On yıl önce yeniden büyük bir tutkuyla resim yapmaya başladım. Şunu itiraf etmeliyim: Bu uzun aradan sonra kendimden korkarak resim yapmaya başladım. Ben iki yolla ifade edebiliyorum kendimi. Biri oyunculuk, biri ressamlık. İki tane sanat dalında da kendimi geliştirdiğim ve kendimi ifade edebildiğim için de mutlu hissediyorum. Artcontact İstanbul Çağdaş Sanat Fuarı’na ve Pinelo Art Gallery’nin Olasılıklar Evreni isimli karma sergisine katıldım en son.

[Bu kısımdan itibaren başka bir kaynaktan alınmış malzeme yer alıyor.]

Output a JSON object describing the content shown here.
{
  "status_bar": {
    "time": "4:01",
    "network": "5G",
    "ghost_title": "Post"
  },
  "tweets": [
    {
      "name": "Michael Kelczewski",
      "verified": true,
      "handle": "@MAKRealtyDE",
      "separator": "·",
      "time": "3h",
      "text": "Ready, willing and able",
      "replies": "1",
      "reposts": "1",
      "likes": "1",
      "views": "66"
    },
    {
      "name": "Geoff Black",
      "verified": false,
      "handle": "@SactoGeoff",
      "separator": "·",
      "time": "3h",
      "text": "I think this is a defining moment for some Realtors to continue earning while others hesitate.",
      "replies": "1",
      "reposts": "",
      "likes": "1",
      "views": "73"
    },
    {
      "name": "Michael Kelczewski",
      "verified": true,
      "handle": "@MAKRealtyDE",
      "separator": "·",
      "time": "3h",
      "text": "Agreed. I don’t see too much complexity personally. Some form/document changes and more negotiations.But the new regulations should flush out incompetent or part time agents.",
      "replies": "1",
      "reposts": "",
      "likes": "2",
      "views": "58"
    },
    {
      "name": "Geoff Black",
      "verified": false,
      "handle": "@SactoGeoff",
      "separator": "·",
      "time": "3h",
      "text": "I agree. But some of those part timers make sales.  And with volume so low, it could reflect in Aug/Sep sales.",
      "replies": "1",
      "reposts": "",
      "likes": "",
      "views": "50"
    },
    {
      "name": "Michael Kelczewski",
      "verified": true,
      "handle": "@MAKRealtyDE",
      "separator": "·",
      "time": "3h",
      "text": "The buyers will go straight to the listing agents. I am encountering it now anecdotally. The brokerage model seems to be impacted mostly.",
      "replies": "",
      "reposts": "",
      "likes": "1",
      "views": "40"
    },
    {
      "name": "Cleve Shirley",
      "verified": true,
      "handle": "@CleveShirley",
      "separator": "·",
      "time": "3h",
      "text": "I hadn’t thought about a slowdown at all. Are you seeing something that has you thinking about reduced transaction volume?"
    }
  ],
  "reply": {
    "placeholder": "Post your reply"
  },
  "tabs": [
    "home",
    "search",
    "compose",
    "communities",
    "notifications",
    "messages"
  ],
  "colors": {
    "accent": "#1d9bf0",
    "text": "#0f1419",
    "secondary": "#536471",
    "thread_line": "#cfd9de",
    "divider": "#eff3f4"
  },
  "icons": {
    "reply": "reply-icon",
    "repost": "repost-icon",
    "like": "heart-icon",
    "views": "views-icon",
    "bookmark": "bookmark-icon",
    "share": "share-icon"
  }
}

- Resim yaparken meseleniz ne?
Aslında özellikle kadın portesi çalışayım diye bir seçimim olmadı ama kadın figürü çok verimli geliyor bana. Kadınların yüzlerindeki ifadelerden, yaşadıkları şeylerden çok etkileniyorum. Doğrudan çok yaratıcı geliyor bu topraklarda yaşayan kadınların his ve duyguları. Acı, ıstırap, özlem, mutluluk, aşk… Bedende saklanan, bastırılan ama gözlerin açık ettiği her duygu ve his… Dolayısıyla bu şekilde rahatlığın ve rahatsızlığın beraber olduğu resimleri yapmayı seviyorum. Kadınlar galiba bu konuda bana daha çok malzeme verdiği içinde onları konu olarak seçiyorum. Kısaca derdim bu.
- Türkiye’de takip ettiğiniz beğendiğiniz ressamlar var mı?
Öykündüğüm çok sayıda sanatçı var. Örneğin; Türkiye›nin ilk kadın ressamlarından biri olan Hale Asaf’ın eserlerine inanılmaz hayranlık duyuyorum. Nuri İyem, Fikret Otyam, Neş’e Erdok, Neşet Günal… Benim de umutsuzluğa düştüğüm çok an oluyor. Hemen sevdiğim bir sanatçıların eserini açıyorum böyle anlarda. İncelediğimde nasıl resmettiklerini hayal ediyorum. Sonra ne tür şartlar altında yaşadıklarını kendilerini nasıl geliştirdiklerini. Hemen açıp biyografilerini okurum. Bu beni ferahlatır biraz. Sanatçı biyografileri okumak, resimlerini incelemek inanılmaz bir terapi.